We learn to suspend disbelief.
We ask open-ended questions of our readers and soon stop treating them like children. We fight the stigma of the starving-artist. We write despite raised eyebrows and eye-rolls from family. We beg, claw, ob, cheat, and steal (maybe not that far) to build a story that works. And sometimes it doesn’t work.
We try again.
The blank page — that ugly, menacing thing staring back at us, mocking and laughing. The failure is part of the journey — the 101 piece of the education. We must have the garbage novel. It’s the writer’s version of boot camp.
Things I learned from my garbage novels:
- You’ve got to know what the story is about before you write it.
- Plotters and pantsers are both correct.
- Don’t give away too much information at once. Spread-out the love.
- The Hero’s Journey is important.
- Write every day, even for ten minutes, to keep the work fresh in your mind. The story momentum will whither fast.
- You can’t polish a turd. It’s best to start something new.
- You’ll know when you have a story that works. You can feel it. Write until you feel it.
- Writing is a blue-collar, hands-dirty vocation, like changing oil, or putting stickers on bananas. You’ve got to put in the time. Go after this process like some fancy-pants, I’ll-write-when-the-moods-trikes-me, artist and you’ll never finish a book.
- Writing a lot makes you better at writing a lot.
- Write polarizing work or don’t bother writing. There’s no more room for vanilla books. Those shelves filled years ago.
- If you stop learning about writing your work will show it.
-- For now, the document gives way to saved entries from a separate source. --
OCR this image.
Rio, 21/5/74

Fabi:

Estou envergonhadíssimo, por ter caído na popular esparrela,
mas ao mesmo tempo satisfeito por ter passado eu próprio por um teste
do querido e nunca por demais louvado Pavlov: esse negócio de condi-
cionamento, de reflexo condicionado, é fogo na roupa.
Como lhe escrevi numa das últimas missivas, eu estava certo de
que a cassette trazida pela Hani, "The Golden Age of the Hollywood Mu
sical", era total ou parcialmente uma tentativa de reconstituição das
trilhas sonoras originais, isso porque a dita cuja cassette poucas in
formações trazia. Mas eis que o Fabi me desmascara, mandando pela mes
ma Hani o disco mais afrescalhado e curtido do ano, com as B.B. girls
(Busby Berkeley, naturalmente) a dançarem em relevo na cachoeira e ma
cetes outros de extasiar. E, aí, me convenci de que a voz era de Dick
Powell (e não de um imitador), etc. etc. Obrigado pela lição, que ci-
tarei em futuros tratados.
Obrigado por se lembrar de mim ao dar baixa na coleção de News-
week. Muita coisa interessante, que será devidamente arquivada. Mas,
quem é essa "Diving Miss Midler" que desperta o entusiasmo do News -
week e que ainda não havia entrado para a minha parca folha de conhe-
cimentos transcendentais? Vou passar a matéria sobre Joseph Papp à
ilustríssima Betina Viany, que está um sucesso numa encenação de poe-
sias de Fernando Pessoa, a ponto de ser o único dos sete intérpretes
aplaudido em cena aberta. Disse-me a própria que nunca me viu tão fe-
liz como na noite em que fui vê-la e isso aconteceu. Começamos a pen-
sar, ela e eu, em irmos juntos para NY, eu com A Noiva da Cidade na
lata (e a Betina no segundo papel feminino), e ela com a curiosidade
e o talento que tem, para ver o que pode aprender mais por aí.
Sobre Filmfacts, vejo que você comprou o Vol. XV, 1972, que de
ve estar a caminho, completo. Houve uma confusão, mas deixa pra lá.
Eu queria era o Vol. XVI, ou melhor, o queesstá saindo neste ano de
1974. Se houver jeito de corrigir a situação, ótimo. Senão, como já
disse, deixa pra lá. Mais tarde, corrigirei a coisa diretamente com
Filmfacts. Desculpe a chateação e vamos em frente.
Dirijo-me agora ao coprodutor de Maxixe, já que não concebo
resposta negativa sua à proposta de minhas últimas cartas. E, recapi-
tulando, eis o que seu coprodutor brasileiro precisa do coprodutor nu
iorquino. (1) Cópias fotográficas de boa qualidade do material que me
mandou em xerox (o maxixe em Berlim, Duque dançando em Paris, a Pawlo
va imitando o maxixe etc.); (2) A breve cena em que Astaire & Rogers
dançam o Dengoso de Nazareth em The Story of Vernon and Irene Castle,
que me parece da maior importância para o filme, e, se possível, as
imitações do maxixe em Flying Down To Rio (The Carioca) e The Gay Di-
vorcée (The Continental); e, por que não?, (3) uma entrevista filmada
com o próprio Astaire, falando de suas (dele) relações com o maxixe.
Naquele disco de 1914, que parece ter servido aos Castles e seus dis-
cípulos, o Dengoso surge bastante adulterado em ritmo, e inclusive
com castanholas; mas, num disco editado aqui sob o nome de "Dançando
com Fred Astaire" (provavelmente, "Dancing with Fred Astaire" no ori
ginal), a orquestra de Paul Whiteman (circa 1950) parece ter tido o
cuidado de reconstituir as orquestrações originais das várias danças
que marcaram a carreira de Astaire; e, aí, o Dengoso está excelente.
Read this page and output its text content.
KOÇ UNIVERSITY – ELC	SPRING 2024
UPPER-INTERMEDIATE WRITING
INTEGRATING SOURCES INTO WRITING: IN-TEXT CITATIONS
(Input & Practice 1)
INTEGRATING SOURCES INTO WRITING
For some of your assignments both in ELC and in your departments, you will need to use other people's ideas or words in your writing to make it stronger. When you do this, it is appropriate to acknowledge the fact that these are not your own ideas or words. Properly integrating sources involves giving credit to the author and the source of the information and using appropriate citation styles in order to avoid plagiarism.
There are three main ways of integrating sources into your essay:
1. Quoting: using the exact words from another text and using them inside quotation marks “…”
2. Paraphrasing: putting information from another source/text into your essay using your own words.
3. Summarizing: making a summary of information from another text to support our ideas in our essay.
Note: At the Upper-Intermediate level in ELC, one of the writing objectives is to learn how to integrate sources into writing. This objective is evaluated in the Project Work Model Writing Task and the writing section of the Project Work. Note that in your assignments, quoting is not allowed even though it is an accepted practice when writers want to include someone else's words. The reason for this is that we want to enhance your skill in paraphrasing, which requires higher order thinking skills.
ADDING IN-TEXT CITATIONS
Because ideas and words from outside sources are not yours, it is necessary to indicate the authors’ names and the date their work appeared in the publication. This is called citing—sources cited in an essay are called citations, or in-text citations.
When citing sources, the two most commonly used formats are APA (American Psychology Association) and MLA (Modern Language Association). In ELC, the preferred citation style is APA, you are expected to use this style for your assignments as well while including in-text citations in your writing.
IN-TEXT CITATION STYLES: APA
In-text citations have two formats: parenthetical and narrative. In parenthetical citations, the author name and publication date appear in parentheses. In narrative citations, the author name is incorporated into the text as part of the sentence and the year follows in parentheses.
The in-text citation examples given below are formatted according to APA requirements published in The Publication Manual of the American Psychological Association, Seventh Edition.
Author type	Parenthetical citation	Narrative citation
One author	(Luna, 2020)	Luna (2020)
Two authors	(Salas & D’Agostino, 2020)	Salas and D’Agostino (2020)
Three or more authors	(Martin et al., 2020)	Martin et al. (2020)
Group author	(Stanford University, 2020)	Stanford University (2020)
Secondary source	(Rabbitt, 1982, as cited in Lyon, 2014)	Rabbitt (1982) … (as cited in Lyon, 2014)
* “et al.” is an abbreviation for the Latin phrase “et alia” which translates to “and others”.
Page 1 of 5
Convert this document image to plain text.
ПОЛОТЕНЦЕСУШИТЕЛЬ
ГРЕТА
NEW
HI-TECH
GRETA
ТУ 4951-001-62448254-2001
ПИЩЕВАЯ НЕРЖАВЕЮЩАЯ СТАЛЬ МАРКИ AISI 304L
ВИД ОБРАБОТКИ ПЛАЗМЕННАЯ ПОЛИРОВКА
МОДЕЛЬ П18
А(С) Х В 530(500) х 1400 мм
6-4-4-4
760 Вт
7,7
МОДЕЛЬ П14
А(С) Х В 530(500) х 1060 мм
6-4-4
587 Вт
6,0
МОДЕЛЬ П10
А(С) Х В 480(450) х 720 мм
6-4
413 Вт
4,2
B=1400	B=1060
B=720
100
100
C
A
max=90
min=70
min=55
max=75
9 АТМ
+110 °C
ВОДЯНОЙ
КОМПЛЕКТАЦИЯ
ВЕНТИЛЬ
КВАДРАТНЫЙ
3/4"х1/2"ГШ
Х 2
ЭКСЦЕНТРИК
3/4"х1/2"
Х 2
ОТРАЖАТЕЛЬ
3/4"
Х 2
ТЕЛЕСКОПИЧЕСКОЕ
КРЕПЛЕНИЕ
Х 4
- All rules of grammar were made to be broken.
- All rules of writing were made to be broken.
- Don’t write the obvious, but write the believable.
- Steal dialogue from your friends.
- Commercial writers write for the reader, not themselves. You’ve got to hit the tropes of your genre, or no one will buy your second book.
- Your first story idea is probably too obvious. Go deeper. Ask ‘what else?’ Pick your third idea… or your thirtieth, instead.
- Write tighter.
Now it’s your turn to run the gauntlet. Write the best, terrible novel you can. Work your face off for months. Assume this book will be a best-seller and rocket your career all the way to the shelves of Walmart. Type ‘The End.’ Pat yourself on the shoulder for a job well-done. Now, throw the manuscript in the trash. Don’t bother editing it. The book won’t be salvageable. Start writing the next book instead.
Writers: follow these steps and keep your reader awake all nightmedium.com
We all need a garbage book. This one’s yours. Hold it up proud (just don’t let anyone read it).